Le pourvoi interrogeait donc la sanction processuelle attachée à l’irrespect des dispositions de l’article 706-71, lequel précise, en son alinéa 6, que, « si la personne est assistée par un avocat, celui-ci peut se trouver auprès du magistrat, de la juridiction ou de la commission compétents ou auprès de l’intéressé. Dans le premier cas, il doit pouvoir s’entretenir avec ce dernier, de façon confidentielle, en utilisant le moyen de télécommunication audiovisuelle. Dans le second cas, une copie de l’intégralité du dossier doit être mise à sa disposition dans les locaux de détention sauf si une copie de ce dossier a déjà été remise à l’avocat ».

 La Cour de cassation y répond clairement en indiquant qu’il se déduit de l’article 706-71 du code de procédure pénale que le mis en examen ne saurait se faire un grief de ce qu’une copie intégrale du dossier n’a pas été mise à la disposition de son avocat dans les locaux de détention, lorsque ce dernier, informé de la tenue du débat contradictoire avec utilisation d’un moyen de communication audiovisuelle, n’a pas averti en temps utile le JLD de son choix de se trouver auprès de la personne détenue à la maison d’arrêt. 

La Cour de cassation adopte, à notre sens, une lecture restrictive de l’article précité au détriment du respect des droits de la défense. Rappelons que le droit d’accès au dossier d’instruction par l’avocat de la défense est consacré par l’article 114 du code de procédure pénale. Il est parfaitement acquis que la procédure mise à la disposition de l’avocat doit, à peine de nullité, être complète et porter sur toutes les pièces de la procédure en l’état où il se trouve au moment où a lieu la communication (Crim. 3 août 1935, DP 1937. I. 94, note Leloir). La Cour de cassation veille au respect de ces dispositions en sanctionnant leur manquement d’une nullité relative soumise, donc, à la justification de ce qu’il en est résulté une atteinte aux droits de la défense (Crim. 11 mai 2010, n° 10-81.313, Dalloz actualité, 23 juin 2010, obs. C. Girault ; AJ pénal 2010. 448, obs. L. Ascensi ; 7 févr. 2004, n° 03-87.170, Bull. crim. n° 42 ; D. 2004. 1067 ).
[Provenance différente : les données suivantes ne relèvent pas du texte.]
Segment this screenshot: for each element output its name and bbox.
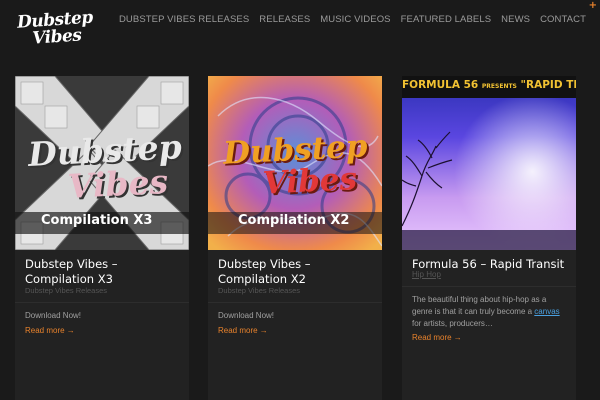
- nav-dubstep-vibes-releases[interactable]: DUBSTEP VIBES RELEASES: [119, 14, 249, 25]
- corner-plus-icon[interactable]: +: [589, 0, 597, 11]
- release-card: Dubstep Vibes Compilation X2 Dubstep Vib…: [208, 76, 382, 400]
- nav-music-videos[interactable]: MUSIC VIDEOS: [320, 14, 390, 25]
- nav-news[interactable]: NEWS: [501, 14, 530, 25]
- album-art-rapid-transit[interactable]: FORMULA 56 PRESENTS "RAPID TRANSIT": [402, 76, 576, 250]
- card-divider: [402, 286, 576, 287]
- album-art-line2: Vibes: [261, 160, 358, 202]
- album-art-compilation-x2[interactable]: Dubstep Vibes Compilation X2: [208, 76, 382, 250]
- album-art-caption: Compilation X3: [41, 213, 153, 228]
- release-excerpt: Download Now!: [25, 311, 82, 320]
- album-art-title: Dubstep Vibes: [222, 128, 369, 202]
- site-header: Dubstep Vibes DUBSTEP VIBES RELEASES REL…: [0, 0, 600, 60]
- site-logo[interactable]: Dubstep Vibes: [16, 8, 100, 56]
- album-art-caption: Compilation X2: [238, 213, 350, 228]
- release-category[interactable]: Hip Hop: [412, 270, 441, 279]
- release-title[interactable]: Dubstep Vibes – Compilation X2: [218, 257, 378, 287]
- release-card: Dubstep Vibes Compilation X3 Dubstep Vib…: [15, 76, 189, 400]
- release-category[interactable]: Dubstep Vibes Releases: [218, 286, 300, 295]
- canvas-link[interactable]: canvas: [534, 307, 559, 316]
- read-more-link[interactable]: Read more →: [412, 333, 462, 342]
- release-category[interactable]: Dubstep Vibes Releases: [25, 286, 107, 295]
- read-more-link[interactable]: Read more →: [25, 326, 75, 335]
- release-card: FORMULA 56 PRESENTS "RAPID TRANSIT" Form…: [402, 76, 576, 400]
- read-more-link[interactable]: Read more →: [218, 326, 268, 335]
- album-art-presents: PRESENTS: [481, 83, 517, 90]
- album-art-image: [402, 76, 576, 250]
- main-nav: DUBSTEP VIBES RELEASES RELEASES MUSIC VI…: [109, 14, 586, 25]
- album-art-title: Dubstep Vibes: [27, 127, 184, 206]
- nav-releases[interactable]: RELEASES: [259, 14, 310, 25]
- album-art-artist: FORMULA 56: [402, 79, 479, 91]
- album-art-header: FORMULA 56 PRESENTS "RAPID TRANSIT": [402, 79, 576, 91]
- nav-featured-labels[interactable]: FEATURED LABELS: [401, 14, 492, 25]
- excerpt-text: The beautiful thing about hip-hop as a g…: [412, 295, 547, 316]
- release-excerpt: The beautiful thing about hip-hop as a g…: [412, 294, 562, 330]
- album-art-album: "RAPID TRANSIT": [520, 79, 576, 91]
- release-excerpt: Download Now!: [218, 311, 275, 320]
- release-title[interactable]: Dubstep Vibes – Compilation X3: [25, 257, 185, 287]
- album-art-line2: Vibes: [66, 161, 170, 206]
- card-divider: [15, 302, 189, 303]
- album-art-compilation-x3[interactable]: Dubstep Vibes Compilation X3: [15, 76, 189, 250]
- card-divider: [208, 302, 382, 303]
- excerpt-text-end: for artists, producers…: [412, 319, 493, 328]
- nav-contact[interactable]: CONTACT: [540, 14, 586, 25]
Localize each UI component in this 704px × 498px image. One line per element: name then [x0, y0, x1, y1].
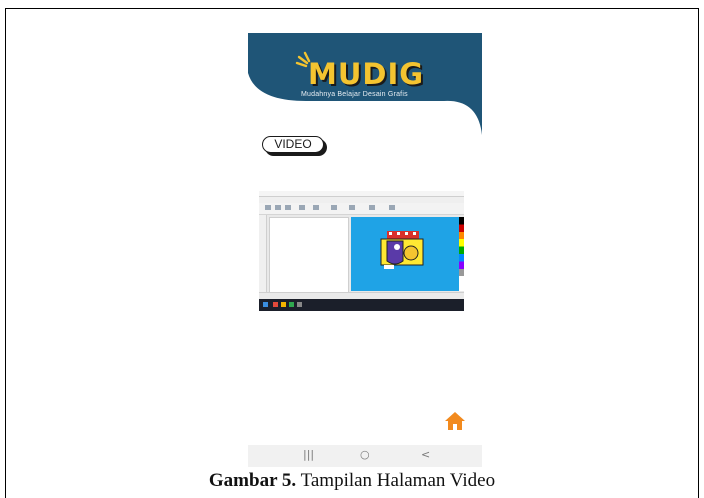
home-icon[interactable]: [444, 411, 466, 431]
thumb-tool-icon: [331, 205, 337, 210]
system-home-icon[interactable]: ○: [360, 448, 370, 461]
video-thumbnail[interactable]: [259, 191, 464, 311]
thumb-tool-icon: [265, 205, 271, 210]
caption-label: Gambar 5.: [208, 470, 297, 491]
thumb-toolbox: [259, 215, 267, 298]
thumb-blank-page: [269, 217, 349, 293]
video-section-label: VIDEO: [262, 136, 324, 153]
thumb-tool-icon: [299, 205, 305, 210]
thumb-tool-icon: [313, 205, 319, 210]
thumb-canvas: [351, 217, 463, 291]
taskbar-app-icon: [289, 302, 294, 307]
app-logo: MUDIG Mudahnya Belajar Desain Grafis: [286, 47, 456, 127]
thumb-tool-icon: [389, 205, 395, 210]
thumb-statusbar: [259, 292, 464, 299]
thumb-color-palette: [459, 217, 464, 291]
system-navigation-bar: ||| ○ <: [248, 445, 482, 467]
thumb-tool-icon: [369, 205, 375, 210]
taskbar-app-icon: [281, 302, 286, 307]
app-subtitle: Mudahnya Belajar Desain Grafis: [301, 91, 408, 98]
figure-caption: Gambar 5. Tampilan Halaman Video: [0, 470, 704, 492]
phone-screen: MUDIG Mudahnya Belajar Desain Grafis VID…: [248, 33, 482, 467]
thumb-tool-icon: [285, 205, 291, 210]
app-title: MUDIG: [308, 57, 425, 91]
thumb-tool-icon: [275, 205, 281, 210]
recents-icon[interactable]: |||: [303, 448, 314, 461]
taskbar-start-icon: [263, 302, 268, 307]
taskbar-app-icon: [297, 302, 302, 307]
caption-text: Tampilan Halaman Video: [296, 470, 496, 491]
thumb-tool-icon: [349, 205, 355, 210]
back-icon[interactable]: <: [421, 448, 430, 461]
artwork-emblem-icon: [380, 231, 424, 269]
taskbar-app-icon: [273, 302, 278, 307]
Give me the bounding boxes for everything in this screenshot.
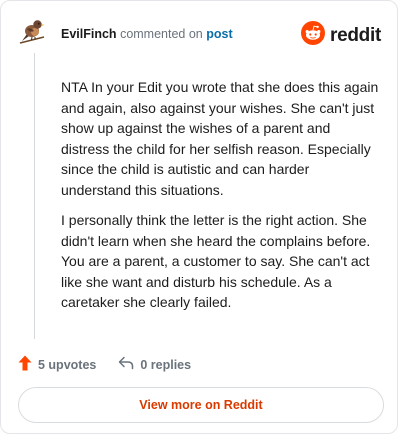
upvotes-count: 5 upvotes [38,357,97,372]
username-link[interactable]: EvilFinch [61,27,117,41]
action-text: commented on [120,27,203,41]
reddit-logo[interactable]: reddit [301,21,381,50]
reddit-snoo-icon [301,21,326,50]
upvote-arrow-icon [18,355,32,374]
reddit-wordmark: reddit [330,24,381,46]
upvotes-button[interactable]: 5 upvotes [18,355,96,374]
view-more-button[interactable]: View more on Reddit [18,387,384,423]
reply-arrow-icon [118,356,134,373]
comment-body: NTA In your Edit you wrote that she does… [61,77,381,323]
comment-header: EvilFinch commented on post [61,27,233,41]
replies-button[interactable]: 0 replies [118,356,191,373]
comment-paragraph: I personally think the letter is the rig… [61,212,371,310]
post-link[interactable]: post [206,27,232,41]
comment-actions: 5 upvotes 0 replies [18,355,191,374]
finch-bird-icon[interactable] [19,16,45,46]
embedded-comment-card: EvilFinch commented on post reddit NTA I… [0,0,398,434]
thread-line [34,53,35,339]
comment-paragraph: NTA In your Edit you wrote that she does… [61,79,379,198]
replies-count: 0 replies [140,357,192,372]
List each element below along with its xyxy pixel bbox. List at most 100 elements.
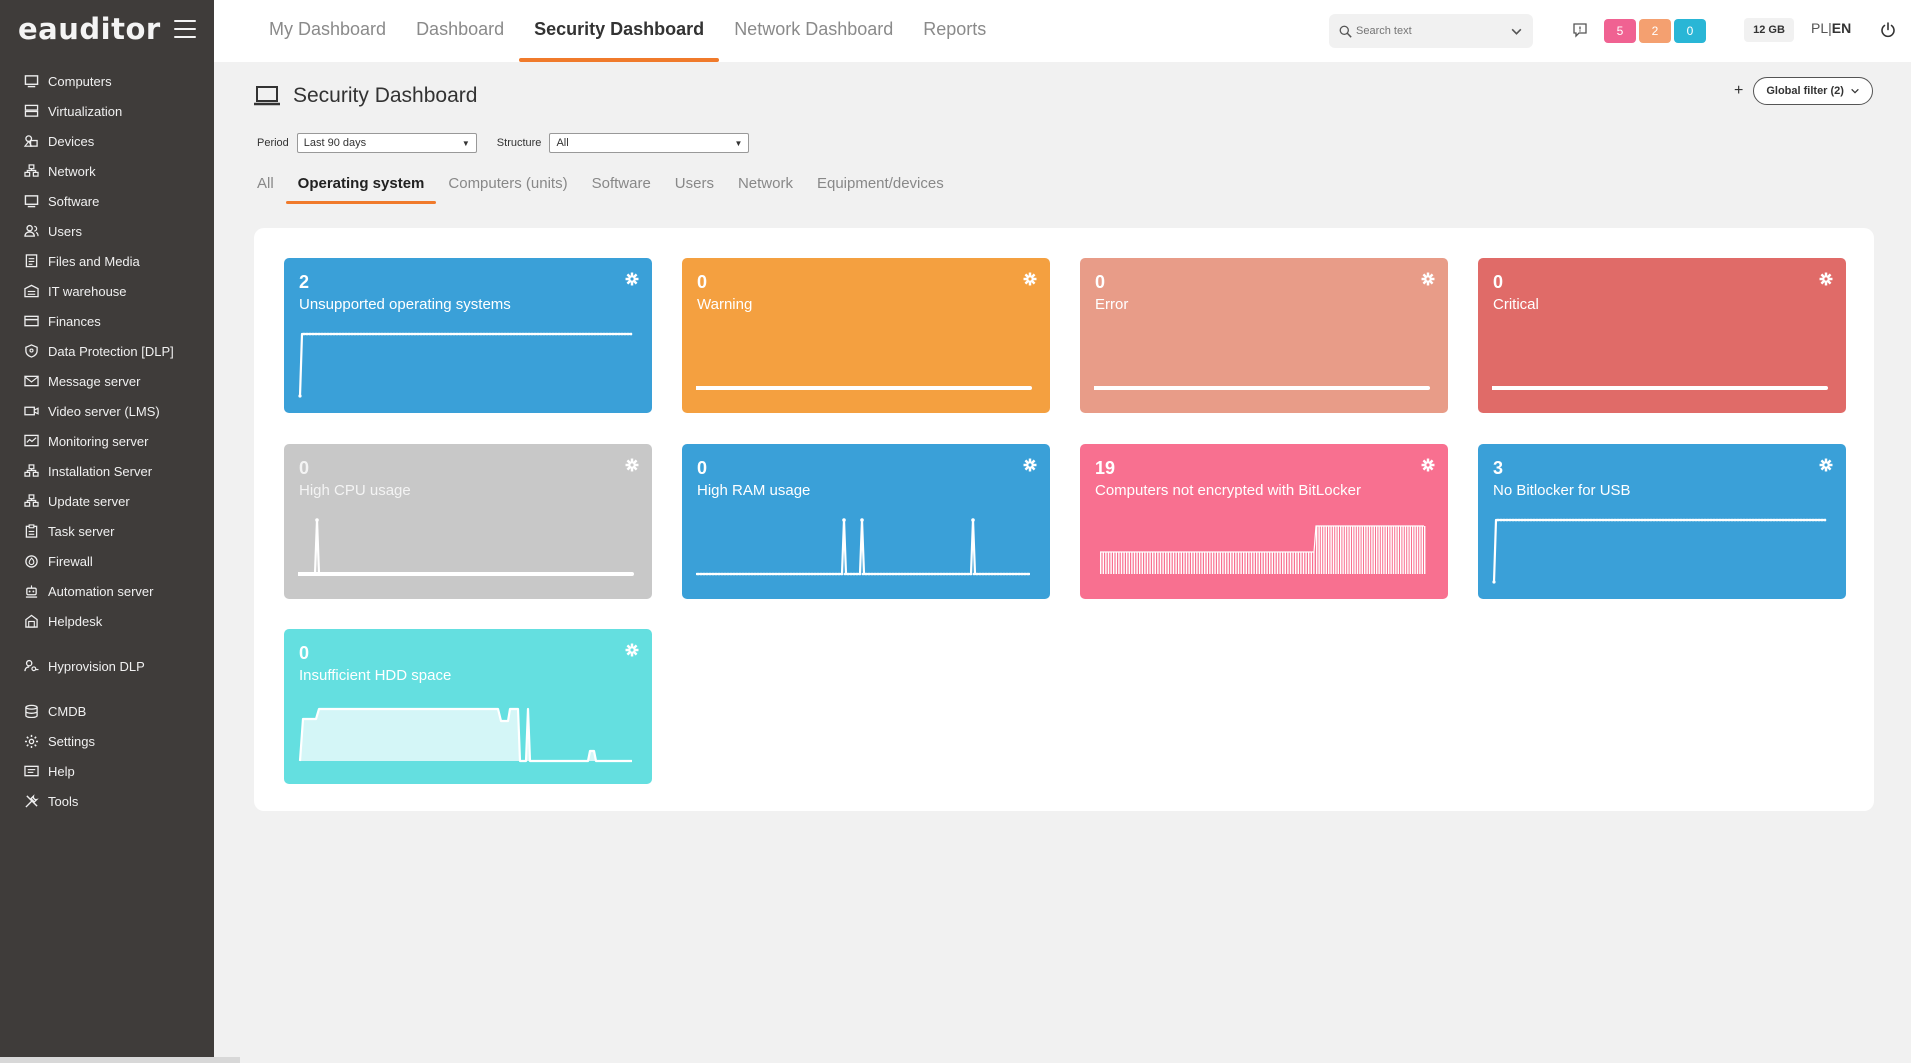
sparkline-point [440,332,444,336]
logo[interactable]: eauditor [18,12,161,46]
sidebar-item-label: Monitoring server [48,433,149,449]
gear-icon[interactable] [625,643,639,657]
sidebar-item-network[interactable]: Network [0,156,214,186]
sparkline-bar [1335,526,1337,574]
widget-card-error[interactable]: 0 Error [1080,258,1448,413]
sidebar-item-data-protection-dlp[interactable]: Data Protection [DLP] [0,336,214,366]
alert-count-badge[interactable]: 5 [1604,19,1636,43]
sparkline-point [347,332,351,336]
chevron-down-icon[interactable] [1510,25,1523,38]
tab-dashboard[interactable]: Dashboard [401,0,519,62]
power-icon[interactable] [1879,21,1897,39]
sidebar-item-installation-server[interactable]: Installation Server [0,456,214,486]
sparkline-point [317,332,321,336]
sidebar-item-files-and-media[interactable]: Files and Media [0,246,214,276]
tab-my-dashboard[interactable]: My Dashboard [254,0,401,62]
sidebar-item-monitoring-server[interactable]: Monitoring server [0,426,214,456]
gear-icon[interactable] [625,272,639,286]
sidebar-item-devices[interactable]: Devices [0,126,214,156]
sidebar-item-automation-server[interactable]: Automation server [0,576,214,606]
sparkline-bar [1240,552,1242,574]
widget-card-insufficient-hdd-space[interactable]: 0 Insufficient HDD space [284,629,652,784]
sparkline-bar [1424,526,1426,574]
widget-card-computers-not-encrypted-with-bitlocker[interactable]: 19 Computers not encrypted with BitLocker [1080,444,1448,599]
sparkline-point [963,572,967,576]
sidebar-item-computers[interactable]: Computers [0,66,214,96]
sidebar-item-help[interactable]: Help [0,756,214,786]
widget-card-critical[interactable]: 0 Critical [1478,258,1846,413]
structure-select[interactable]: All ▼ [549,133,750,153]
sparkline-point [596,332,600,336]
sidebar-item-update-server[interactable]: Update server [0,486,214,516]
sparkline-bar [1332,526,1335,574]
search-box[interactable] [1329,14,1533,48]
period-label: Period [257,137,289,149]
period-select[interactable]: Last 90 days ▼ [296,133,477,153]
sidebar-item-firewall[interactable]: Firewall [0,546,214,576]
sparkline-point [711,572,715,576]
sidebar-item-helpdesk[interactable]: Helpdesk [0,606,214,636]
menu-icon[interactable] [174,20,196,38]
sparkline-bar [1354,526,1356,574]
gear-icon[interactable] [1819,458,1833,472]
search-input[interactable] [1356,25,1506,37]
subtab-users[interactable]: Users [663,172,726,204]
sidebar-item-task-server[interactable]: Task server [0,516,214,546]
lang-en[interactable]: EN [1832,20,1851,36]
subtab-computers-units[interactable]: Computers (units) [436,172,579,204]
sidebar-item-virtualization[interactable]: Virtualization [0,96,214,126]
sidebar-item-finances[interactable]: Finances [0,306,214,336]
widget-card-high-cpu-usage[interactable]: 0 High CPU usage [284,444,652,599]
sparkline-point [924,572,928,576]
gear-icon[interactable] [1421,272,1435,286]
gear-icon[interactable] [1421,458,1435,472]
subtab-network[interactable]: Network [726,172,805,204]
alert-count-badge[interactable]: 2 [1639,19,1671,43]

Le mis en examen ne peut se faire grief de l’absence de mise à la disposition de son conseil du dossier de la procédure dans les locaux de détention, lors de la tenue d’un débat contradictoire avec utilisation d’un moyen de communication audiovisuelle, qu’à la condition que son avocat ait averti en temps utile le juge des libertés et de la détention de son choix de se trouver auprès de la personne détenue.